C’était trop beau pour être vrai (et tant mieux pour nous). Live Nation et Ticketmaster avaient cru s’en tirer avec un accord amiable, une petite poignée de main dans un couloir de Manhattan. Raté.
Plus de 30 États américains ont refusé de signer le règlement négocié avec le Département de Justice. Résultat : le procès antitrust reprend, ce lundi 16 mars, comme si de rien n’était. Ou plutôt : comme si tout le monde avait bien compris que le monopole ne se dissoudrait pas en buvant un verre ensemble.
Seuls sept États — Arkansas, Iowa, Mississippi, Nebraska, Oklahoma, Caroline du Sud et Dakota du Sud — ont accepté les termes de l’accord. Les 32 autres, plus le District de Columbia, ont préféré continuer à se battre. La procureure générale du Massachusetts, Andrea Joy Campbell, a été directe :
« L’accord du DOJ est loin de protéger suffisamment les consommateurs, les artistes et les salles contre les préjudices causés par Live Nation et Ticketmaster. » (Associated Press)
Pour rappel, le DOJ accuse Live Nation d’avoir transformé le marché du spectacle vivant en fief personnel : contrôle des salles, contrats d’exclusivité sur la billetterie, pression sur les artistes pour qu’ils passent par ses services de promotion. Le tout accompagné de frais qui font saigner le portefeuille des fans.

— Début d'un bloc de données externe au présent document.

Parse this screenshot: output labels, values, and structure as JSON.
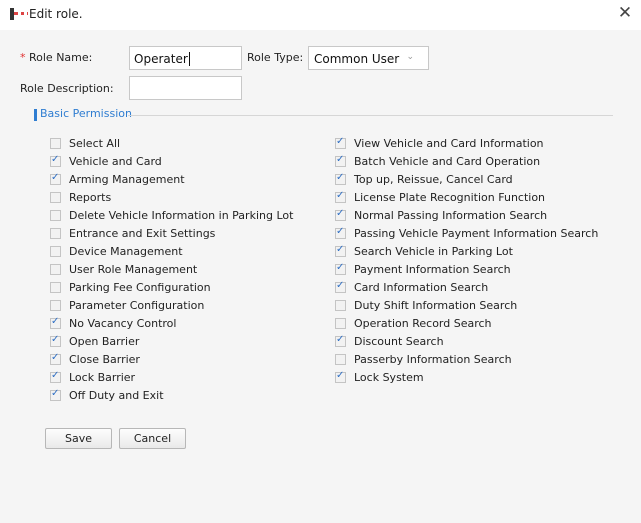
{
  "dialog": {
    "title": "Edit role."
  },
  "form": {
    "required_mark": "*",
    "role_name_label": "Role Name:",
    "role_name_value": "Operater",
    "role_type_label": "Role Type:",
    "role_type_value": "Common User",
    "role_description_label": "Role Description:",
    "role_description_value": ""
  },
  "section": {
    "title": "Basic Permission"
  },
  "permissions_left": [
    {
      "label": "Select All",
      "checked": false
    },
    {
      "label": "Vehicle and Card",
      "checked": true
    },
    {
      "label": "Arming Management",
      "checked": true
    },
    {
      "label": "Reports",
      "checked": false
    },
    {
      "label": "Delete Vehicle Information in Parking Lot",
      "checked": false
    },
    {
      "label": "Entrance and Exit Settings",
      "checked": false
    },
    {
      "label": "Device Management",
      "checked": false
    },
    {
      "label": "User Role Management",
      "checked": false
    },
    {
      "label": "Parking Fee Configuration",
      "checked": false
    },
    {
      "label": "Parameter Configuration",
      "checked": false
    },
    {
      "label": "No Vacancy Control",
      "checked": true
    },
    {
      "label": "Open Barrier",
      "checked": true
    },
    {
      "label": "Close Barrier",
      "checked": true
    },
    {
      "label": "Lock Barrier",
      "checked": true
    },
    {
      "label": "Off Duty and Exit",
      "checked": true
    }
  ],
  "permissions_right": [
    {
      "label": "View Vehicle and Card Information",
      "checked": true
    },
    {
      "label": "Batch Vehicle and Card Operation",
      "checked": true
    },
    {
      "label": "Top up, Reissue, Cancel Card",
      "checked": true
    },
    {
      "label": "License Plate Recognition Function",
      "checked": true
    },
    {
      "label": "Normal Passing Information Search",
      "checked": true
    },
    {
      "label": "Passing Vehicle Payment Information Search",
      "checked": true
    },
    {
      "label": "Search Vehicle in Parking Lot",
      "checked": true
    },
    {
      "label": "Payment Information Search",
      "checked": true
    },
    {
      "label": "Card Information Search",
      "checked": true
    },
    {
      "label": "Duty Shift Information Search",
      "checked": false
    },
    {
      "label": "Operation Record Search",
      "checked": false
    },
    {
      "label": "Discount Search",
      "checked": true
    },
    {
      "label": "Passerby Information Search",
      "checked": false
    },
    {
      "label": "Lock System",
      "checked": true
    }
  ],
  "buttons": {
    "save": "Save",
    "cancel": "Cancel"
  },
  "close_glyph": "✕",
  "select_arrow_glyph": "⌄",
  "colors": {
    "accent": "#2f7dd1",
    "checkmark": "#2f6fc4",
    "required": "#e03030"
  }
}
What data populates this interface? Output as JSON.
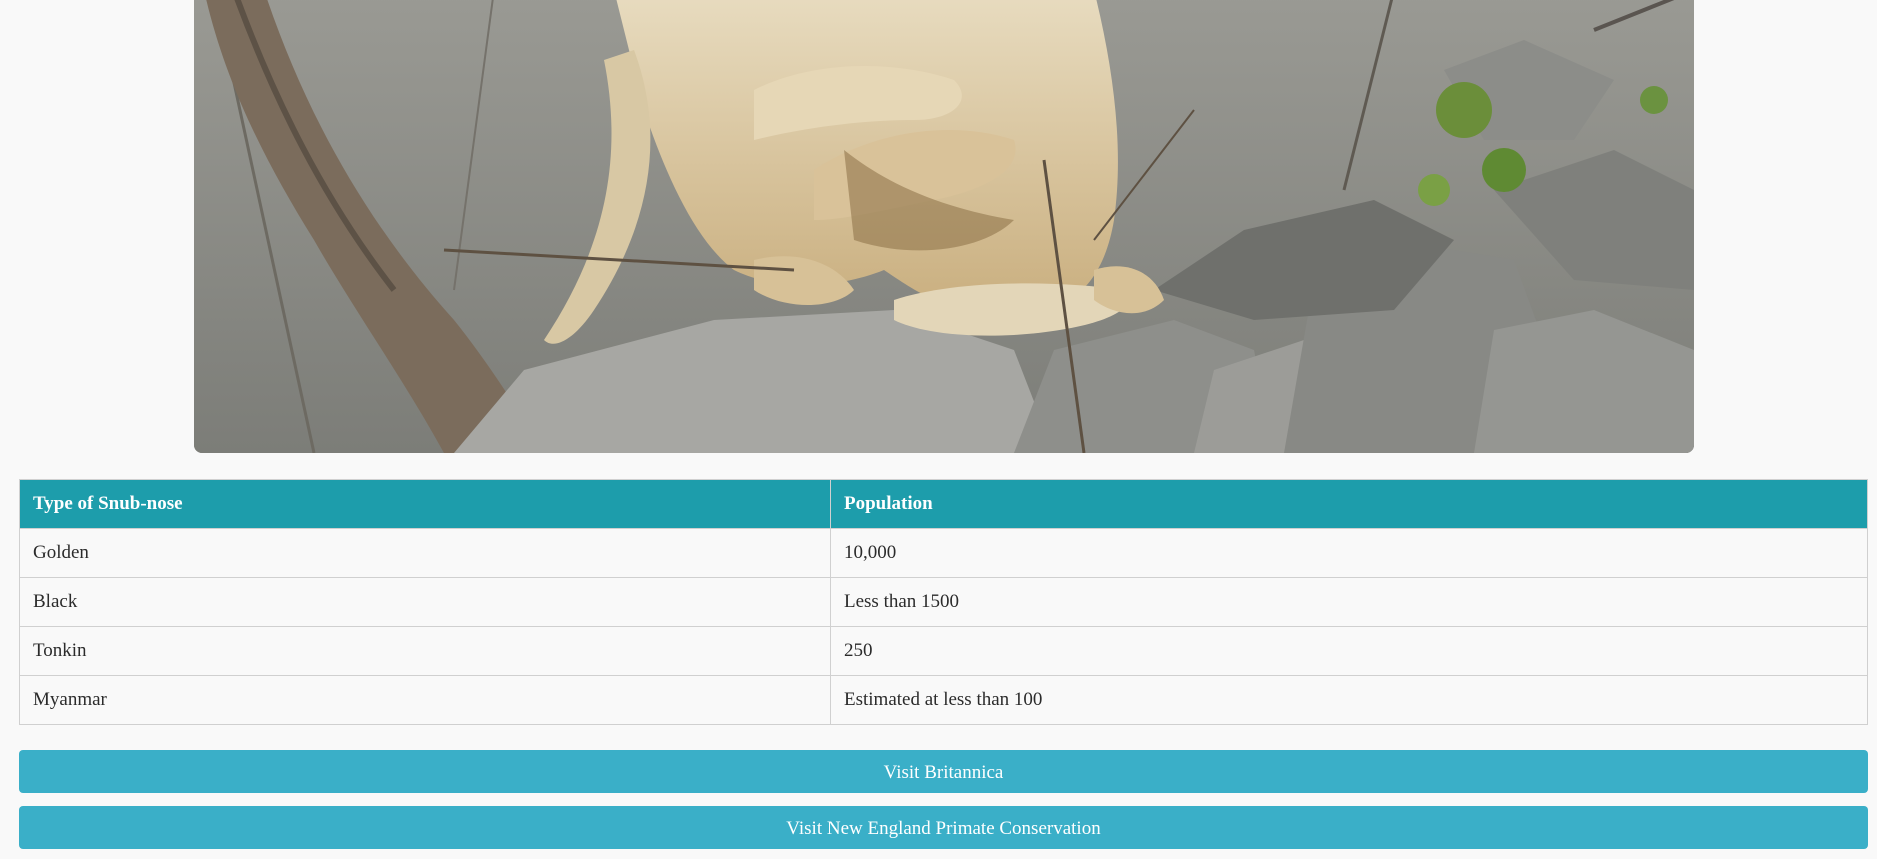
{
  "photo": {
    "subject": "golden-snub-nosed-monkey-on-rocks"
  },
  "table": {
    "headers": [
      "Type of Snub-nose",
      "Population"
    ],
    "rows": [
      [
        "Golden",
        "10,000"
      ],
      [
        "Black",
        "Less than 1500"
      ],
      [
        "Tonkin",
        "250"
      ],
      [
        "Myanmar",
        "Estimated at less than 100"
      ]
    ]
  },
  "buttons": {
    "britannica": "Visit Britannica",
    "primate": "Visit New England Primate Conservation"
  },
  "colors": {
    "table_header": "#1d9dab",
    "button": "#3aafc8",
    "background": "#f9f9f9"
  }
}
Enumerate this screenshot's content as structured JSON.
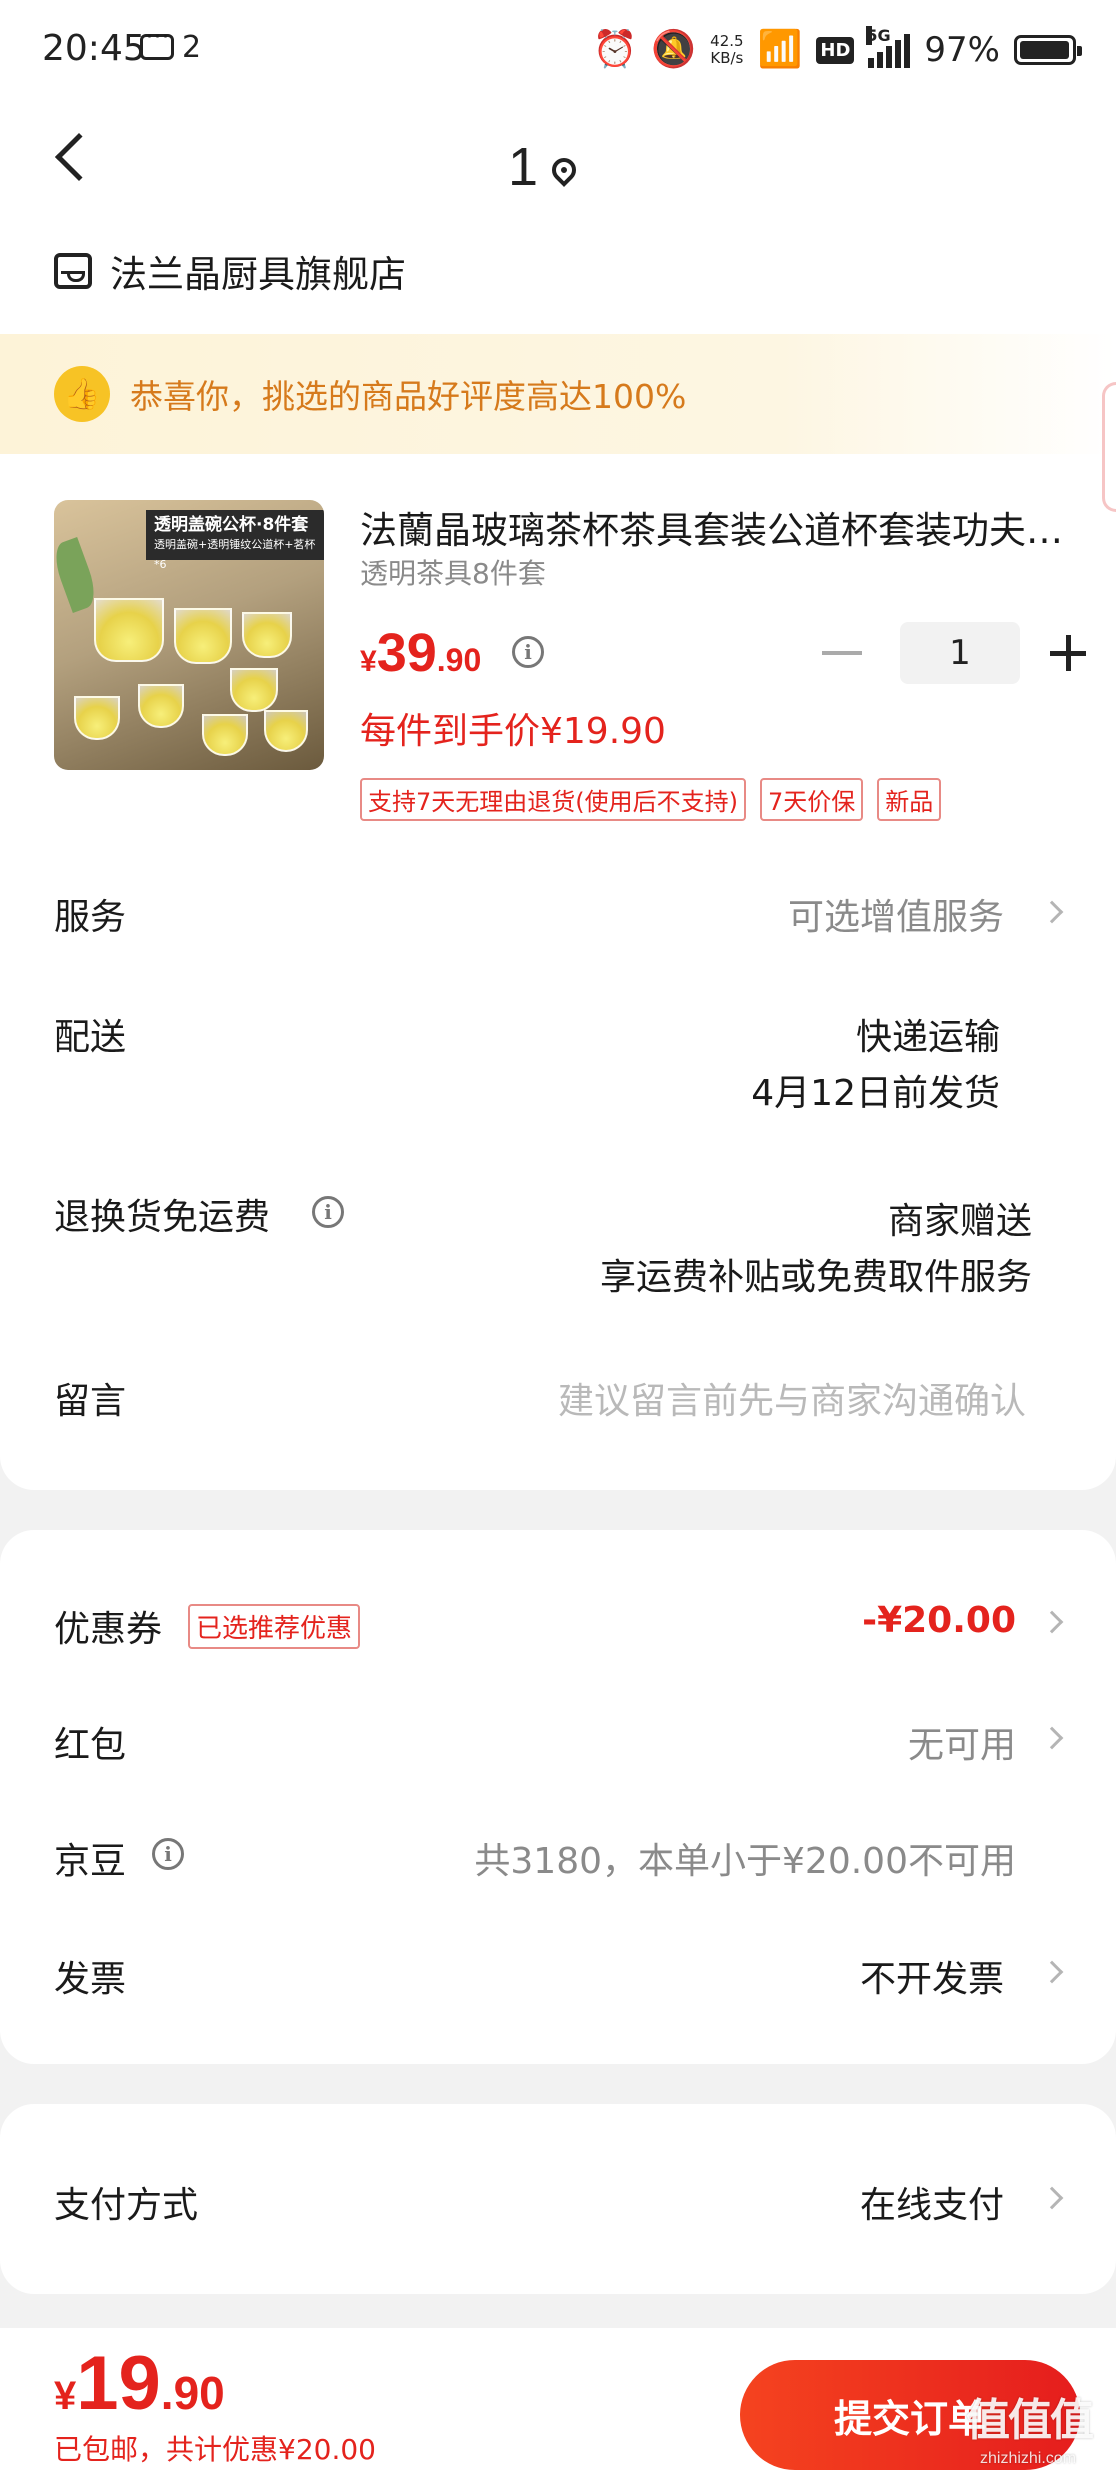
{
  "status_bar": {
    "time": "20:45",
    "notification_count": "2",
    "net_speed_value": "42.5",
    "net_speed_unit": "KB/s",
    "hd_label": "HD",
    "network_type": "5G",
    "battery_percent": "97%",
    "battery_level": 0.97
  },
  "header": {
    "address_number": "1"
  },
  "shop": {
    "name": "法兰晶厨具旗舰店"
  },
  "banner": {
    "text": "恭喜你，挑选的商品好评度高达100%"
  },
  "product": {
    "title": "法蘭晶玻璃茶杯茶具套装公道杯套装功夫茶具",
    "spec": "透明茶具8件套",
    "image_caption_1": "透明盖碗公杯·8件套",
    "image_caption_2": "透明盖碗+透明锤纹公道杯+茗杯*6",
    "price_currency": "¥",
    "price_int": "39",
    "price_dec": ".90",
    "quantity": "1",
    "unit_price_text": "每件到手价¥19.90",
    "tags": [
      "支持7天无理由退货(使用后不支持)",
      "7天价保",
      "新品"
    ]
  },
  "rows": {
    "service": {
      "label": "服务",
      "value": "可选增值服务"
    },
    "delivery": {
      "label": "配送",
      "value_1": "快递运输",
      "value_2": "4月12日前发货"
    },
    "return_shipping": {
      "label": "退换货免运费",
      "value_1": "商家赠送",
      "value_2": "享运费补贴或免费取件服务"
    },
    "message": {
      "label": "留言",
      "placeholder": "建议留言前先与商家沟通确认"
    }
  },
  "discounts": {
    "coupon": {
      "label": "优惠券",
      "tag": "已选推荐优惠",
      "value": "-¥20.00"
    },
    "red_packet": {
      "label": "红包",
      "value": "无可用"
    },
    "jd_beans": {
      "label": "京豆",
      "value": "共3180，本单小于¥20.00不可用"
    },
    "invoice": {
      "label": "发票",
      "value": "不开发票"
    }
  },
  "payment": {
    "label": "支付方式",
    "value": "在线支付"
  },
  "bottom_bar": {
    "total_currency": "¥",
    "total_int": "19",
    "total_dec": ".90",
    "total_sub": "已包邮，共计优惠¥20.00",
    "submit_label": "提交订单",
    "watermark": "值值值",
    "watermark_sub": "zhizhizhi.com"
  },
  "colors": {
    "accent_red": "#e4231d",
    "banner_orange": "#d67a1c",
    "banner_bg": "#fdf3d8"
  }
}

En face, les avocats de Live Nation sortent l’argument classique : la concurrence est « plus forte que jamais », les profits sont « minimes », et si Ticketmaster gère 86 % des grandes salles US, c’est juste parce qu’ils sont très bons. Évidemment.
La vente de billets pour la tournée Eras de Taylor Swift en 2022 — qui avait tourné au chaos total — a aussi été évoquée. Version DOJ : la preuve que le système est cassé. Version Live Nation : c’était les bots, c’est réglé, circulez.
Le procès continue. Le monopole, lui, résiste.